Boîte techno

Après Desjardins et Capital One… votre prochaine auto ?

Le piratage informatique est une affaire dont l’impact se fait essentiellement sentir de façon purement dématérialisée pour le moment. Mais quand la voiture autonome et connectée circulera sur les routes en plus grand nombre, les risques que des cyberpirates puissent menacer le monde physique et même la vie des gens seront bien réels, avertissent des chercheurs qui se sont penchés sur la question.

« Contrairement aux failles informatiques dont on entend parler ces jours-ci, les autos piratées vont avoir des conséquences physiques concrètes », avertit Peter Yunker, professeur adjoint à l’Université technologique de Géorgie (Georgia Tech). « Le problème est qu’en voiture, un seul ordinateur central gère tous les systèmes. Il n’existe pas nécessairement d’unités séparées pour la radio et pour les assistances à la conduite », ajoute le coauteur d’une étude portant précisément sur cet enjeu.

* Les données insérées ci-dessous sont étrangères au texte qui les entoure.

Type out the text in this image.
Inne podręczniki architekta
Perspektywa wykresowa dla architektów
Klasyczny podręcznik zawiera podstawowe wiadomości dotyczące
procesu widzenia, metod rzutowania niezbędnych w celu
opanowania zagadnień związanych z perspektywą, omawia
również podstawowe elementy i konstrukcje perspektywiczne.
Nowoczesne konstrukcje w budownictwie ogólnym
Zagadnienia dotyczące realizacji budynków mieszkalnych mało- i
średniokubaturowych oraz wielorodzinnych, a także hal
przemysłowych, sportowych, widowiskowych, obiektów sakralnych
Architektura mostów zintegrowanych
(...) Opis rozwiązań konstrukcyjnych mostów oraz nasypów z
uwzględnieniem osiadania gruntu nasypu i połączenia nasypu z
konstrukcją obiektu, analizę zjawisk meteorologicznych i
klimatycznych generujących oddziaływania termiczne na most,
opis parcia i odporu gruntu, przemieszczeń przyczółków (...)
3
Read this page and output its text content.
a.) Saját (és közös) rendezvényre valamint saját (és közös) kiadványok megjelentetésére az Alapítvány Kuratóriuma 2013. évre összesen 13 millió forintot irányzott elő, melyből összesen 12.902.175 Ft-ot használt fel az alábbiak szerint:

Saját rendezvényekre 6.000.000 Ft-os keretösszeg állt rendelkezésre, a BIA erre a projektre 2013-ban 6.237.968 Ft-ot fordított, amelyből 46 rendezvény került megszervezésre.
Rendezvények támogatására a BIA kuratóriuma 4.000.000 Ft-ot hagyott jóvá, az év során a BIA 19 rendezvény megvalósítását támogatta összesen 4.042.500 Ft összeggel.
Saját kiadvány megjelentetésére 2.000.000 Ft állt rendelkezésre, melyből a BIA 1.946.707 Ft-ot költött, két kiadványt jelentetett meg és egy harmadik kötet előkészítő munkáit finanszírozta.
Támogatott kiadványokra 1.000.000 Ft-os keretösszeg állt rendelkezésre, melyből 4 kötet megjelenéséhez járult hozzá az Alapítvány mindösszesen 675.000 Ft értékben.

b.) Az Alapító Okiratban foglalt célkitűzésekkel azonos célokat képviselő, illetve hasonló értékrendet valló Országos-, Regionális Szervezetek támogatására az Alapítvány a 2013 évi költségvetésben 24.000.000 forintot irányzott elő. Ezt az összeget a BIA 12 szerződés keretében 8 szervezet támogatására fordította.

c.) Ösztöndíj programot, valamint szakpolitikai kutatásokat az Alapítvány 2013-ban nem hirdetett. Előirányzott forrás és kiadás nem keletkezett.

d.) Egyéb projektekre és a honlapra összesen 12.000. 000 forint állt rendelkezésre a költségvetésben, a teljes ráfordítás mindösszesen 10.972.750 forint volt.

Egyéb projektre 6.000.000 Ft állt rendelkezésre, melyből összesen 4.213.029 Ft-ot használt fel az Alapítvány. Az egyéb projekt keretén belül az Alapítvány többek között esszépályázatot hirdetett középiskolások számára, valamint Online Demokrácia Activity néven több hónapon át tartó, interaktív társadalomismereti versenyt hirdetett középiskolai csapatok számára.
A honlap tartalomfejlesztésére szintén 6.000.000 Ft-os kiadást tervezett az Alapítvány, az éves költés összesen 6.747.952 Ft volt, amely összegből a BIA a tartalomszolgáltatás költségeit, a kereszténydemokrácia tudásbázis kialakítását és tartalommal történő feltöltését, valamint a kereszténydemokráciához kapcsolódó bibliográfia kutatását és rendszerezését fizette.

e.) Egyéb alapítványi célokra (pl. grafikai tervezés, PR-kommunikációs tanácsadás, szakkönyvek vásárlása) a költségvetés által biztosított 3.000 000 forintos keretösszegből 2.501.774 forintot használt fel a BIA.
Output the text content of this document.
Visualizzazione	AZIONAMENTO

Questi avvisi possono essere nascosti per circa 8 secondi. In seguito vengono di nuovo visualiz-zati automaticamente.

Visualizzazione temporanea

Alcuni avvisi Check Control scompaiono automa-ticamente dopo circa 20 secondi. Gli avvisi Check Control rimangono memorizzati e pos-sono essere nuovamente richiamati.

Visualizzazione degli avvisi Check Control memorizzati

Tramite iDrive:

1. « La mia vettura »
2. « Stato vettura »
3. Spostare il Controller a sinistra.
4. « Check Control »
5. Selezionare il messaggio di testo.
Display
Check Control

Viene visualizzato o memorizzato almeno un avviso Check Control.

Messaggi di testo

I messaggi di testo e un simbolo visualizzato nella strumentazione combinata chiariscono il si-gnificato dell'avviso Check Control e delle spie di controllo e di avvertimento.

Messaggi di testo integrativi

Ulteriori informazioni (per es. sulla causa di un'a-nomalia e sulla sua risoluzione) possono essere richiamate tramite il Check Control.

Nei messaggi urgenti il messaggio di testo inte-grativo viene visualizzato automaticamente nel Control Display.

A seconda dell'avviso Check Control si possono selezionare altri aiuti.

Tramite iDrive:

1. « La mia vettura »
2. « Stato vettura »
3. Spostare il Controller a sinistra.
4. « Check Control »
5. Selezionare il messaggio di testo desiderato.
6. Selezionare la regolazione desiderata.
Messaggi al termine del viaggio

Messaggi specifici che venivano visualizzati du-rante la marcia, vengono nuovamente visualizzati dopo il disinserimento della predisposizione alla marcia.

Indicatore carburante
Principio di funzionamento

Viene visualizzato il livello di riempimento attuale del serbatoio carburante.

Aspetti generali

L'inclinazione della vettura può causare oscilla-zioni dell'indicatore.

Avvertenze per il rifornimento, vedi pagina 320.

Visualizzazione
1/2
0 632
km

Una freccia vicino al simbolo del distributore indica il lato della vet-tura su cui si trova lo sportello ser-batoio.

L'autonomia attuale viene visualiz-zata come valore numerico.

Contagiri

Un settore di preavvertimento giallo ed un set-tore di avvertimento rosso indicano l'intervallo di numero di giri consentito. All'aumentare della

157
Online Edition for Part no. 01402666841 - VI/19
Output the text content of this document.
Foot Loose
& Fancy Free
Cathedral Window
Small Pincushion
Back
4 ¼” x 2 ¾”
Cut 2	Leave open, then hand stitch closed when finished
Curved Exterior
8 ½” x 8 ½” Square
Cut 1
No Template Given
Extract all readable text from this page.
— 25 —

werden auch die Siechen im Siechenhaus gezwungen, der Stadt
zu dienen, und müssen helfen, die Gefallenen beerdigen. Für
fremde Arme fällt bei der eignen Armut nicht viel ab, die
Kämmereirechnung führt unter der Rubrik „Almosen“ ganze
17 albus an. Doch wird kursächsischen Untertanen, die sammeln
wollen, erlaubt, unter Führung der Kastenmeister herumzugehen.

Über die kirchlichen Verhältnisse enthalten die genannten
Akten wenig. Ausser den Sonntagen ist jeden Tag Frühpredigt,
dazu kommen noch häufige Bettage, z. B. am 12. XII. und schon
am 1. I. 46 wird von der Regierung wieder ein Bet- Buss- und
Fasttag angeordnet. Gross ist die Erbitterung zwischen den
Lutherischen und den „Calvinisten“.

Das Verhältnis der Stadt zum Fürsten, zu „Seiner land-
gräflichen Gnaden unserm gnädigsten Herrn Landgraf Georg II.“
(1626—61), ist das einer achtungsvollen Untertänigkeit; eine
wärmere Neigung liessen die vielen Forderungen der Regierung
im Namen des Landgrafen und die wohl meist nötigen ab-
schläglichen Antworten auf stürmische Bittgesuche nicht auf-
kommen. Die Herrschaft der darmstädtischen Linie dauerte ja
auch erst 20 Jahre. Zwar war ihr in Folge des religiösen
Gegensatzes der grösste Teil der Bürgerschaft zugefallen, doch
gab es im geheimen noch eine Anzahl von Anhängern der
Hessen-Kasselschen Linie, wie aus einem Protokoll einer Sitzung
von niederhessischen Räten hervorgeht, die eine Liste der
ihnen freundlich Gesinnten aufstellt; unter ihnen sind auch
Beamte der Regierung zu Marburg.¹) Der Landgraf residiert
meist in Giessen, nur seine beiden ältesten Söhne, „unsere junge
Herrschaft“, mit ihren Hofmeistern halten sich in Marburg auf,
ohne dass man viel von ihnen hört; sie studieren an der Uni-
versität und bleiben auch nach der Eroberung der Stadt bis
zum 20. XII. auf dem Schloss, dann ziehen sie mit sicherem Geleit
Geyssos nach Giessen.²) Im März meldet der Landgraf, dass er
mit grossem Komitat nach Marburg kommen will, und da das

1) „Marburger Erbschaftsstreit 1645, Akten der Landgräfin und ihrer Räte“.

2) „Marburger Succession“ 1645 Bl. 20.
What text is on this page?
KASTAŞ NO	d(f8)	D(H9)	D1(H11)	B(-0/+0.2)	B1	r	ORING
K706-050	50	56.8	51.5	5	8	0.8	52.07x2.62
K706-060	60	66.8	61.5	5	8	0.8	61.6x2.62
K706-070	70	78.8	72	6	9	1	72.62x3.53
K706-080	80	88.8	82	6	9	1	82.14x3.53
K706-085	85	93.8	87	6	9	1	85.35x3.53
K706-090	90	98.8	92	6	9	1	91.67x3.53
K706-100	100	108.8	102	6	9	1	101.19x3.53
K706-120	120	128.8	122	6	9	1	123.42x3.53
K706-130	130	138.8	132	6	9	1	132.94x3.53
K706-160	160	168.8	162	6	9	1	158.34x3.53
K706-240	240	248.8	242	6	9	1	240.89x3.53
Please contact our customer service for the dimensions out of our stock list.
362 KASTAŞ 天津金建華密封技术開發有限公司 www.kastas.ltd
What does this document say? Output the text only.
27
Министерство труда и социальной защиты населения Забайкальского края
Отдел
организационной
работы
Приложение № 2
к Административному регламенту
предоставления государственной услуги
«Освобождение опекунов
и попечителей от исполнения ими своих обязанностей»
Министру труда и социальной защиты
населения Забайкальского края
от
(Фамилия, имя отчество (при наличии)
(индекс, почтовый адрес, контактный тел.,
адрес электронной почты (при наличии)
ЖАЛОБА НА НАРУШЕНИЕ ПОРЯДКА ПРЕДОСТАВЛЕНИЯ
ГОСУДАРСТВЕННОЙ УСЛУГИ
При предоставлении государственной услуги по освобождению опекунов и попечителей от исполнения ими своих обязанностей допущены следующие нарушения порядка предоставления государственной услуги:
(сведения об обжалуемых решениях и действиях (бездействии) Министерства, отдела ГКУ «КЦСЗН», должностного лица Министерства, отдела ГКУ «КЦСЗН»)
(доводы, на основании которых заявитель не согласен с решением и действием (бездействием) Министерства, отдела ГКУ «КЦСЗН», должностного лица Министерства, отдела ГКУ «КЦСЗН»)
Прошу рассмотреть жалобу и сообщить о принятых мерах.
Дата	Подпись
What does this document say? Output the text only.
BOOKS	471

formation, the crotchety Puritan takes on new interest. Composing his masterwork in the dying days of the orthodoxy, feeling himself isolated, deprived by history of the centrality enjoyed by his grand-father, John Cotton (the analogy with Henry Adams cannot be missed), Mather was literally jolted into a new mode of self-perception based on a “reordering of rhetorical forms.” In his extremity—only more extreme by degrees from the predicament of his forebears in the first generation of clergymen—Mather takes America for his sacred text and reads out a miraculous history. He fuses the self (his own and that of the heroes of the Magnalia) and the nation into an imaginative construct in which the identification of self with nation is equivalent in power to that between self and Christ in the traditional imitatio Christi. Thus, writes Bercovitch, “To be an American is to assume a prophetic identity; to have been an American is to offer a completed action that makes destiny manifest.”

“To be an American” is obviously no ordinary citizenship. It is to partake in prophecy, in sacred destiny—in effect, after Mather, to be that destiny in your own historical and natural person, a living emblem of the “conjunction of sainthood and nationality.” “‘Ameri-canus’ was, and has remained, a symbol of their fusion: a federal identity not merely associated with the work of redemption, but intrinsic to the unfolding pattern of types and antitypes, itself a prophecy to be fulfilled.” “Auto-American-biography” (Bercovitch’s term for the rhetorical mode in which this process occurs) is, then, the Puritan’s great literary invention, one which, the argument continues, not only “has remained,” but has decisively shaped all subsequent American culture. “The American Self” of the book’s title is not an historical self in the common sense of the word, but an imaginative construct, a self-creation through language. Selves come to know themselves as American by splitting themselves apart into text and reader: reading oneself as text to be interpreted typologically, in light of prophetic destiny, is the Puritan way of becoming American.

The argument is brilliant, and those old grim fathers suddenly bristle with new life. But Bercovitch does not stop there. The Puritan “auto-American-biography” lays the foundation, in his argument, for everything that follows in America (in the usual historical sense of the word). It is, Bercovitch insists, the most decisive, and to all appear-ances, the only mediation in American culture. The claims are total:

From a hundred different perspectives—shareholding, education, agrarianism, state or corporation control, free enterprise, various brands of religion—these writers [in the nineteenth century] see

Celui-ci illustre le problème en imaginant une situation où un accident grave survient sur une autoroute congestionnée, et où la plupart des véhicules sont désactivés à distance, par le biais des réseaux sans fil, par un pirate informatique. Comment l’ambulance pourra-t-elle se rendre sur les lieux de l’accident ? C’est un cas extrême, mais pas si éloigné que ça de la réalité, conclut le chercheur. « Il suffirait d’immobiliser 20 % des véhicules sur la route à l’heure de pointe pour complètement neutraliser le réseau routier », dit-il, une proportion qui sera facilement atteinte par le nombre de véhicules reliés à l’internet par les réseaux mobiles d’ici quelques années, selon lui.

Le chiffre de la semaine

2,23 milliards de yuans

Taxe annuelle payée par Tesla pour son usine chinoise. Selon l’entente signée par Tesla et la Ville de Shanghai, en plus de cette taxe équivalant à environ 425 millions de dollars, le groupe californien s’engage à investir 2,6 milliards au cours des cinq prochaines années sur le sol chinois. On est loin des accommodements gouvernementaux faits dans d’autres pays pour attirer les entreprises étrangères…

Des X3 et X5 branchables confirmés par BMW

Le groupe bavarois BMW a rénové son usine de Caroline du Sud où sont assemblées des batteries afin d’en équiper ses deux VUS. Leur mise en marché ne devrait pas tarder, la direction du constructeur ayant confirmé que la production du X3 xDrive30e avait débuté le 1er août dernier, tandis que celle du X5 xDrive45e débutera en décembre prochain. BMW n’a pas dit un mot quant à la fiche technique de ses deux nouveaux VUS, mais la mécanique du X5 branchable serait, dit-on, similaire à celle de la grosse berline 745e qui figure déjà au catalogue. Celle-ci est animée par un six-cylindres turbo jumelé à un groupe électrique produisant une puissance totale de 388 chevaux (et un couple de 442 livres-pied), mais peut aussi parcourir un peu plus de 50 km en mode purement électrique. Le X3 partagerait la mécanique de la 330e, bonne pour 288 chevaux et un peu plus de 60 km d’autonomie électrique par charge. Il reste à connaître leur prix de détail.